Given Germantown’s capabilities, Tilley’s team knew the waterborne leg of the journey could involve amphibious craft, or even an 11-meter rigid-hull inflatable boat (RIB).

“We were going to need a resuscitative team on the ground somehow,” said Tilley, who voiced concerns to Capt. Greg Baker, commodore of Amphibious Squadron (PHIBRON) 11. “The commodore said, ‘see if we can use an LCU, see if we can use a RIB.’ So that’s what we did.”

“As we train and operate with the 31st MEU, the weather often gets a vote. In this recent case, it filibustered,” said Baker. “Once again, innovation won the day as we used our organic capabilities to plan and execute a concept proven in amphibious battle space almost eighty years ago by another generation of warfighters. Our modern medical capability, coupled with what we’ve learned from those who fought before us, helped us overcome this obstacle.”

An LCU is a landing craft, utility – one of the amphibious craft employed by the America Amphibious Ready Group (ARG), which includes Germantown. LCUs are sturdy, rugged craft that can carry up to 400 troops or 140 tons of cargo from ship to shore or on the open ocean. LCUs have stood the test of time, operating with Navy and Marine amphibious forces since World War II.

Seven decades later, in the same geographic environment but with new adversaries and impediments, the blue-green team channeled this legacy amphibious tactic with renewed purpose.

“In competition and in future conflict, we need to not only return to our naval roots, we need to demonstrate the ability to move forward to a new naval future,” said Col. Michael Nakonieczny, commanding officer, 31st MEU. “As an ARG-MEU team, we must maximize all available assets to expand our current capabilities and enable us to respond to any crisis, and if need be, fight in every clime and place. This is a great example of our medical staffs identifying ARG-MEU solutions to ARG-MEU problems, despite many obstacles, to preserve the life of our warfighters on the ground.”

Tilley said his team put one section of the STP, which was assigned to Germantown, on the LCU with as much capacity and capability as they could fit aboard the craft. An emergency room provider, nurse, and en-route care corpsman were outfitted with stored blood, chest tubes, and other essential supplies to resuscitate and sustain Marines from the battlefield to the ship.

“We tried to make it as much like an emergency room as we could,” said Tilley. While he said the floating ER could notionally care for up to 10 people at a time, Tilley said it supported 17 casualties during the exercise.

Witkowski said the team looked at the survival chain, from battlefield to beach to boat, “under the lens of EABO” (expeditionary advanced base operations), “which required small, mobile, and highly capable units to avoid targeting.”

Lt. Cmdr. John Haggerty, the 31st MEU surgeon, table-topped medical EABO as opposed to a forward operating base (FOB), saying it’s smaller and more mobile in concept.

“The command-and-control element is here,” said Haggerty, indicating a spot on a tabletop. “The next day it’s here, and the next day it’s here.
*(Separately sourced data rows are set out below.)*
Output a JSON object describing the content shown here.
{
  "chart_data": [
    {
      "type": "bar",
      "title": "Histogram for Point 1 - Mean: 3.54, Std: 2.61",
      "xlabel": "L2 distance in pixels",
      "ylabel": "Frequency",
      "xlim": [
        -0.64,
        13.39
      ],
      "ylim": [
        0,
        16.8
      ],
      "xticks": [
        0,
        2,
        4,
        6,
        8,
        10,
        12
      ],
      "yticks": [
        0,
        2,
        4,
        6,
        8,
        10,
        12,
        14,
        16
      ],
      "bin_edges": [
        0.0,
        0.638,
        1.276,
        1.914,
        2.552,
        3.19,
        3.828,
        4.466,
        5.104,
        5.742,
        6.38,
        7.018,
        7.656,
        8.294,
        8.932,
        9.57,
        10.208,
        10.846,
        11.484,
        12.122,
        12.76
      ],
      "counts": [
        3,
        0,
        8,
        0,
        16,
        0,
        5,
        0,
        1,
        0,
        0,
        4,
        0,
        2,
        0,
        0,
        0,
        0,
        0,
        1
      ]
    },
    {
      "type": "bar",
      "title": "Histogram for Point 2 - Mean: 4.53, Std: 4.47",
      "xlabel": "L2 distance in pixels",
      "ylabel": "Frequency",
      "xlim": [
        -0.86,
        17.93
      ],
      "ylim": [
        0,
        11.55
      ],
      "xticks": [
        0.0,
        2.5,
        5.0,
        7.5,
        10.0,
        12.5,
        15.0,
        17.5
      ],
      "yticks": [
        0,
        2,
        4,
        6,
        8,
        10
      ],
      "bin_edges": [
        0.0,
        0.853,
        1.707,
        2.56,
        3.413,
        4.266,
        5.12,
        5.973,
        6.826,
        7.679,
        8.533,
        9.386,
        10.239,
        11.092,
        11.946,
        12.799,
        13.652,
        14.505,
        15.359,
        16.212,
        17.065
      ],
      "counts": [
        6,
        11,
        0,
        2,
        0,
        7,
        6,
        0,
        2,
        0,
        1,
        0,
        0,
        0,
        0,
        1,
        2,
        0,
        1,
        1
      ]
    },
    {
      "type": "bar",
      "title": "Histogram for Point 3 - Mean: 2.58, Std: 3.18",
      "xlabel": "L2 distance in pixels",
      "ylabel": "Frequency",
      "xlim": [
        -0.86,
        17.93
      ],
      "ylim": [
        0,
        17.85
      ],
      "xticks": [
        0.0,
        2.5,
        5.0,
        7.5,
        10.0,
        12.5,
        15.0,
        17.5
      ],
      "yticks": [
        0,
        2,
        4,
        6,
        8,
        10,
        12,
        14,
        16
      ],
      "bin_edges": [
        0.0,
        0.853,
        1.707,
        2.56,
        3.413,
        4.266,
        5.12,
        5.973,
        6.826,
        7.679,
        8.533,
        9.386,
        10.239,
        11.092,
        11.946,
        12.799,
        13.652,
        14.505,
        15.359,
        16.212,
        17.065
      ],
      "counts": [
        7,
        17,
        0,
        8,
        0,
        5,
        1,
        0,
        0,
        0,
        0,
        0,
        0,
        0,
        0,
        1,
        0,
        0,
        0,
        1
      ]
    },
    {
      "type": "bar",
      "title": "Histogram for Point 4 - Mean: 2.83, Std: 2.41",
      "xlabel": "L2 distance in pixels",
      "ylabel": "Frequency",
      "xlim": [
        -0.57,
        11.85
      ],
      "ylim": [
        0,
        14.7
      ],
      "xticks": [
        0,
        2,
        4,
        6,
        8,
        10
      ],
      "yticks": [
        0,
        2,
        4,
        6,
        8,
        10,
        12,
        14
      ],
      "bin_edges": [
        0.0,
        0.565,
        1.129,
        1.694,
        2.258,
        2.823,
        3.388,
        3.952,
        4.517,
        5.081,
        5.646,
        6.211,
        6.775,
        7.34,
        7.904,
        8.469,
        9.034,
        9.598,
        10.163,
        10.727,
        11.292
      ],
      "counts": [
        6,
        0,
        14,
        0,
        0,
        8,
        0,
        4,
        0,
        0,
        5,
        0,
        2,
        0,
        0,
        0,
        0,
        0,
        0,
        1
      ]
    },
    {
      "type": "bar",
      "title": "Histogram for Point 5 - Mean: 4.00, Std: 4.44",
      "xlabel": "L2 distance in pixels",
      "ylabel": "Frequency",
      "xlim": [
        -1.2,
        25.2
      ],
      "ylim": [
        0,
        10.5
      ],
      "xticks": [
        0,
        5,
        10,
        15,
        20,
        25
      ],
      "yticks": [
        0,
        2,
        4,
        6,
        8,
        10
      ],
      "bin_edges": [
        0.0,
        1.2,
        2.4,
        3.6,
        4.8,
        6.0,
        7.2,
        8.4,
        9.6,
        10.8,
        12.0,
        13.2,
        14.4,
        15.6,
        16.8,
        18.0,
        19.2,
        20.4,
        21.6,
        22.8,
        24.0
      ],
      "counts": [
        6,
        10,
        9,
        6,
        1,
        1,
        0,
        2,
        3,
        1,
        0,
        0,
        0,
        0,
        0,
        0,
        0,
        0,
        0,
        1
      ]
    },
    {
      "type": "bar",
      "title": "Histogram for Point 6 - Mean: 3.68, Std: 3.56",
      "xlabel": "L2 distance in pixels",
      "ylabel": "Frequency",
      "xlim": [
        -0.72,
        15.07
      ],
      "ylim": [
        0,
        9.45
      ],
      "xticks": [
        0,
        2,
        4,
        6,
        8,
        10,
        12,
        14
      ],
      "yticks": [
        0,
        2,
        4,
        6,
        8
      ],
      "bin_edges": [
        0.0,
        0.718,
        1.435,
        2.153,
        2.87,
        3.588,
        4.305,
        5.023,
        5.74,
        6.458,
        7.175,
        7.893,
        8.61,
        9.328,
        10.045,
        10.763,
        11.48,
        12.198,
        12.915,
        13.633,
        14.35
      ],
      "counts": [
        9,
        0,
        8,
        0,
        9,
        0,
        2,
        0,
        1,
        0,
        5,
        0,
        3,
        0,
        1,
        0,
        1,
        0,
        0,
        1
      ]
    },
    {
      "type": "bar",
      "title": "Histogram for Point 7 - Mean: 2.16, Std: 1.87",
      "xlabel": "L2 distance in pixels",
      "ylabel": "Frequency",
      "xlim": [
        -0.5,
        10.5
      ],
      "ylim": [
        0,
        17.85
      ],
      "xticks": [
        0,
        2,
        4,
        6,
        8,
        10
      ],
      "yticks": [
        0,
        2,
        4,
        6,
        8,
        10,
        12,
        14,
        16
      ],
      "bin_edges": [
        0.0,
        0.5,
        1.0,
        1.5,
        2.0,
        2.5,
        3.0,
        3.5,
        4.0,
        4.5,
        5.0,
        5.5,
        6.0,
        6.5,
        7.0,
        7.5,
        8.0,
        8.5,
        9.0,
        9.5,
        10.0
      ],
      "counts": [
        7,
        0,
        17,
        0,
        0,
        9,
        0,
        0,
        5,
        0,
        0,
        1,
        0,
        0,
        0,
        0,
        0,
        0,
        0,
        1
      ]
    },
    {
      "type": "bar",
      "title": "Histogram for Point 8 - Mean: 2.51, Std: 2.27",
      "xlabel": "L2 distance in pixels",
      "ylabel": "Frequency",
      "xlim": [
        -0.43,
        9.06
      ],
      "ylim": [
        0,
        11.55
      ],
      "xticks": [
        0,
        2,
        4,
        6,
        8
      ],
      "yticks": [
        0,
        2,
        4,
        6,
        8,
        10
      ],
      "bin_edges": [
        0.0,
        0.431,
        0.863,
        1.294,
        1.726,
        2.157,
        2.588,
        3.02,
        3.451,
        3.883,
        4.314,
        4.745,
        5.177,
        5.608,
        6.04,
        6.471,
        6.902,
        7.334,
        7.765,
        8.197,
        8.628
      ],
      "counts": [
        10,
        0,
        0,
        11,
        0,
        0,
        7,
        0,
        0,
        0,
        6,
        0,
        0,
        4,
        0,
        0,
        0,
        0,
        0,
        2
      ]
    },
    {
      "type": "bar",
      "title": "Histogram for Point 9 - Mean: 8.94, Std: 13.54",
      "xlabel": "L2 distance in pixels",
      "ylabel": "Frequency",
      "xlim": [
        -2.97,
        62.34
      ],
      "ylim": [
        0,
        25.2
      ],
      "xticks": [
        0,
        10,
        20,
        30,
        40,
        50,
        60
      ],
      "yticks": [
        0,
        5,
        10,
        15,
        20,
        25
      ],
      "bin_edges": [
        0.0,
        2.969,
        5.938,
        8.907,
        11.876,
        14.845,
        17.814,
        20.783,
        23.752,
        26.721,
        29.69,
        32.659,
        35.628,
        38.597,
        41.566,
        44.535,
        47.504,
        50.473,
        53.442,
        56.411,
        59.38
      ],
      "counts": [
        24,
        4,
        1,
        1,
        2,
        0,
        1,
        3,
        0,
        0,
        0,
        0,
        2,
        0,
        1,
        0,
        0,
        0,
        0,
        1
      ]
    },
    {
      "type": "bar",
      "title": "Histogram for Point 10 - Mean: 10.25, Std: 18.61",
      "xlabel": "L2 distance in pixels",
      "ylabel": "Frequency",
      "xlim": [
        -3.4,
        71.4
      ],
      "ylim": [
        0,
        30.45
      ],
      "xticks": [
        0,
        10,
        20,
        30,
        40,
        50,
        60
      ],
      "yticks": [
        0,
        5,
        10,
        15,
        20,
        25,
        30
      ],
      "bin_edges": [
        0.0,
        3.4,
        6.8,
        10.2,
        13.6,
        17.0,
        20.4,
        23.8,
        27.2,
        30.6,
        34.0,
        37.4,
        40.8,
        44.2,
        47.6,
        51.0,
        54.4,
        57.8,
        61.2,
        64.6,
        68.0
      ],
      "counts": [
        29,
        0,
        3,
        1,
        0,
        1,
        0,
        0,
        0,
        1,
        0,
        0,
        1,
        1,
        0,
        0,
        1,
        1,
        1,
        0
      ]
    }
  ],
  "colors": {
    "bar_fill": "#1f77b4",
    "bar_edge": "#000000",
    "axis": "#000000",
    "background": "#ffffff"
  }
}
You can break it down and go, instead of holding ground like a FOB would.”

Witkowski pointed out that it’s crucial for future medical and casualty planners to prepare for any eventuality, as it’s impossible to know the specific conditions of a mission they may be called upon to support.

“The waterborne ambulance shows the importance that creativity and ‘outside-the-box’ thinking will have in saving the lives of the warfighter in the future,” said Witkowski.

“The key ingredient was dynamic teamwork between the ARG-MEU team, and creativity when presented with a seemingly impossible challenge,” Witkowski added.

In a real-world scenario, Tilley said, this capability could be the difference between life and death.

“If any of the simulated serious casualties would’ve survived that raid, it was because of Valkyrie and a surface connector,” Tilley said.

Together, the forward-deployed ships of PHIBRON 11 and elements of the 31st MEU are operating in the U.S. 7th Fleet area of responsibility to enhance interoperability with allies and partners, and serve as a ready response force to defend peace and stability in the Indo-Pacific region.